Reputation: 325
I'm creating sliding time windows 20 seconds long every 5 seconds from batched log data:
rows = p | 'read events' >> beam.io.Read(beam.io.BigQuerySource(query=query))
# set timestamp field used for windowing and set 20 second long window every 5 seconds
ts_rows = (rows | 'set timestamp' >> beam.ParDo(AddTimestampDoFn())
| 'set window' >> beam.WindowInto(window.SlidingWindows(20,5)))
# extract only user id and relevant data, group and process
rows_with_data = (ts_rows | 'extract data' >> beam.FlatMap(lambda row:
[(str(row['user_id']),[row['data1'], row['data2'],row['data3']])])
| 'group by user id' >> beam.GroupByKey()
| 'Process window' >> beam.ParDo(WindowDataProcessingDoFn()))

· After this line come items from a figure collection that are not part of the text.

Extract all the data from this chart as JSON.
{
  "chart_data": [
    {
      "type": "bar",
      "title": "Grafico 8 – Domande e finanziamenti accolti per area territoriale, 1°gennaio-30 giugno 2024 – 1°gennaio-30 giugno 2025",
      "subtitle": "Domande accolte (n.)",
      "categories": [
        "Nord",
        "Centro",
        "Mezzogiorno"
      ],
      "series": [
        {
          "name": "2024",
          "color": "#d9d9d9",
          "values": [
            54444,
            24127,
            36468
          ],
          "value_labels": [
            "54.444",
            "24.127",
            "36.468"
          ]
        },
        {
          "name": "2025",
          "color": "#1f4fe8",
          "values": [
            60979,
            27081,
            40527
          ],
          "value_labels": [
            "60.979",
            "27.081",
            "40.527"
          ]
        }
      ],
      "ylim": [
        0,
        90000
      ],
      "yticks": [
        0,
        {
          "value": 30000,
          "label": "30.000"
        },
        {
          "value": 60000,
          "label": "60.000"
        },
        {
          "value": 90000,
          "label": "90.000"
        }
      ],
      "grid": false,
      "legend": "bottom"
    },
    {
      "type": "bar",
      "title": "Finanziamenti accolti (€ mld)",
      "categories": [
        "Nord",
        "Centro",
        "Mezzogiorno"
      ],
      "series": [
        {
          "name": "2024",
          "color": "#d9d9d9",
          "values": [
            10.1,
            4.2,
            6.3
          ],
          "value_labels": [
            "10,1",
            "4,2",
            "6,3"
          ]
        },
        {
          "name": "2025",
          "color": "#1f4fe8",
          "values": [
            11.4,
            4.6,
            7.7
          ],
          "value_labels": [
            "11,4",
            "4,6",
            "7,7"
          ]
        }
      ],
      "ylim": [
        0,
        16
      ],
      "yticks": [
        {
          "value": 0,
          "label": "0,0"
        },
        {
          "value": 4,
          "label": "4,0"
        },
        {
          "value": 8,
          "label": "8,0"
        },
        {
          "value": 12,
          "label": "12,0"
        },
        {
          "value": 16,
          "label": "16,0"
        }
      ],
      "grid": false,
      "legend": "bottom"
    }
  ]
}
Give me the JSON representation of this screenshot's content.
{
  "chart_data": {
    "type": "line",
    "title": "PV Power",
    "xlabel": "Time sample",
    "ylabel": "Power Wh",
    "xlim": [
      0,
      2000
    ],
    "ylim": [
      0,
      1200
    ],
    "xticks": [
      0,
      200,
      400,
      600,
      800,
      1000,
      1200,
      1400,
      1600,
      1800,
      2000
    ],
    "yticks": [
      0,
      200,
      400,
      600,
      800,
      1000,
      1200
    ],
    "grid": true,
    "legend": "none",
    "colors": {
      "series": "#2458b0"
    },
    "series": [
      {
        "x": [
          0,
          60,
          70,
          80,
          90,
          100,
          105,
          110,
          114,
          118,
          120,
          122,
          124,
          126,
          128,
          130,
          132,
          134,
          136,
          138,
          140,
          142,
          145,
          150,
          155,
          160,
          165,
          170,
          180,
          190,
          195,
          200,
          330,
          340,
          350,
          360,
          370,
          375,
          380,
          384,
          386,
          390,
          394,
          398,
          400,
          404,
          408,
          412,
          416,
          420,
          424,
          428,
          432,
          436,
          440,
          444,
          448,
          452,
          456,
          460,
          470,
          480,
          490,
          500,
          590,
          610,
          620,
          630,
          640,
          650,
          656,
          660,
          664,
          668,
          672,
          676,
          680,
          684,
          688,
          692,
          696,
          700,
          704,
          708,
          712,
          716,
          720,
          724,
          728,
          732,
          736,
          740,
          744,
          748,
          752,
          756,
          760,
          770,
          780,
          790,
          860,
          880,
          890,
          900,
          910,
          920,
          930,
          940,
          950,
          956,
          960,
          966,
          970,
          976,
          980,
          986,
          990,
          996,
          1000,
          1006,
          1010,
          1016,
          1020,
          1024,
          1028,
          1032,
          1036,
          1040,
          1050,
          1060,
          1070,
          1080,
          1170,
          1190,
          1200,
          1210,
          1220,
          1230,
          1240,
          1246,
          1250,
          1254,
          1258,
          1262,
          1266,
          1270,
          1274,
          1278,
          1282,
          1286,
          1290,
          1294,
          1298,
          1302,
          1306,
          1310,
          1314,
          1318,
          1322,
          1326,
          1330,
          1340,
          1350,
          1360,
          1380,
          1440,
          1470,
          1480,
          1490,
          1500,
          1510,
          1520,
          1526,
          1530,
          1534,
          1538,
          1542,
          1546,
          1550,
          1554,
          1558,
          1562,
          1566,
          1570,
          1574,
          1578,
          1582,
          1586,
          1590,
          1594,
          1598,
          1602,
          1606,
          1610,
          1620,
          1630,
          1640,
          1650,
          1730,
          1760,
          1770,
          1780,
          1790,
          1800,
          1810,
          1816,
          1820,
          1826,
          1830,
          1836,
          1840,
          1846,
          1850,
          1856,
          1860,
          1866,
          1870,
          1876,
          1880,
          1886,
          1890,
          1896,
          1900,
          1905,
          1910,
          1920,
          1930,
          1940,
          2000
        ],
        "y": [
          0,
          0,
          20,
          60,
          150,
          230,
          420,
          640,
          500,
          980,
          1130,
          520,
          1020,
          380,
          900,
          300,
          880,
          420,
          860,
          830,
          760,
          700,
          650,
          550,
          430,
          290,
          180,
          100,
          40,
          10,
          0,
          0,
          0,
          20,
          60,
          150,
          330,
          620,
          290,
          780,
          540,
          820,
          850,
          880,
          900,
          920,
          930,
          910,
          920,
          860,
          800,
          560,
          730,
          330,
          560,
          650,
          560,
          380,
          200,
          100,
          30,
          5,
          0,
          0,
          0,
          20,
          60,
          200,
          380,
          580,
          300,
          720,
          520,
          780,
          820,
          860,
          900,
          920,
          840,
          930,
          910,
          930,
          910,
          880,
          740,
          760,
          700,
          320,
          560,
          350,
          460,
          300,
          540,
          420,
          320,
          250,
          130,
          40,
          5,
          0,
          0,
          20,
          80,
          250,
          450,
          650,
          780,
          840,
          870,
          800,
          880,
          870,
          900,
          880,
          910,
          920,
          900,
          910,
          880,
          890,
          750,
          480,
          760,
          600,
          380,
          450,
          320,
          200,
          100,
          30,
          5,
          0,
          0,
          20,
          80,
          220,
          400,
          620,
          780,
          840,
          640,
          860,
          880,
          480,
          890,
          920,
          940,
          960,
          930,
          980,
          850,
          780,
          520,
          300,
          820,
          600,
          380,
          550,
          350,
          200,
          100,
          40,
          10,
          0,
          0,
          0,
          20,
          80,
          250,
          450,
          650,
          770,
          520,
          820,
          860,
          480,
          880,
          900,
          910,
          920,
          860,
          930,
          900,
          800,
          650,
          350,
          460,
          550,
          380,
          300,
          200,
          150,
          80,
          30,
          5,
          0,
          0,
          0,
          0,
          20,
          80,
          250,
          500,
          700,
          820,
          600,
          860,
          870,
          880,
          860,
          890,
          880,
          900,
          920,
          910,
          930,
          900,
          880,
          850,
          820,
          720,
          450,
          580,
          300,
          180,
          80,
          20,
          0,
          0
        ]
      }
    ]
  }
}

How can I access the timestamp information for each window in Python? (An answer for Java is here but I don't know how to translate it into Python: How to get the max timestamp of the current sliding window) Ideally I'd want the end time of each window rather than the max or min timestamp of the data within the window.
Upvotes: 5
Views: 4600
Reputation: 1514
I went to the link you provided.
Note: window=beam.DoFn.WindowParam
is the parameter which is mentioned on the page you linked.
The window end time is beam.DoFn.WindowParam.end
. In Python, you can access it in like this:
Define your DoFn:
class BuildRecordFn(beam.DoFn):
def __init__(self):
super(BuildAdsRecordFn, self).__init__()
def process(self, element, window=beam.DoFn.WindowParam):
#window_start = window.start.to_utc_datetime()
window_end = window.end.to_utc_datetime()
return [element + (window_end,)]
Then use it like this:
lines = p | ReadFromText(known_args.input)
counts = (
lines
| 'ParseEventFn' >> beam.ParDo(ParseEventFn())
| 'AddEventTimestamp' >> beam.Map(
lambda elem: beam.window.TimestampedValue(elem, elem['timestamp']))
| 'ExtractObjectID' >> beam.Map(lambda elem: (elem["objectID"]))
| 'FixedWindow' >> beam.WindowInto(
beam.window.FixedWindows(60*1))
| 'PairWithOne' >> beam.Map(lambda x: (x, 1))
| 'GroupAndSum' >> beam.CombinePerKey(sum)
| 'AddWindowEndTimestamp'(beam.ParDo(BuildRecordFn()))
| 'Format' >> beam.Map(format_result)
| WriteToText(known_args.output)
def format_result(xs):
ys = [str(x) for x in xs]
return ','.join(ys)
Upvotes: 6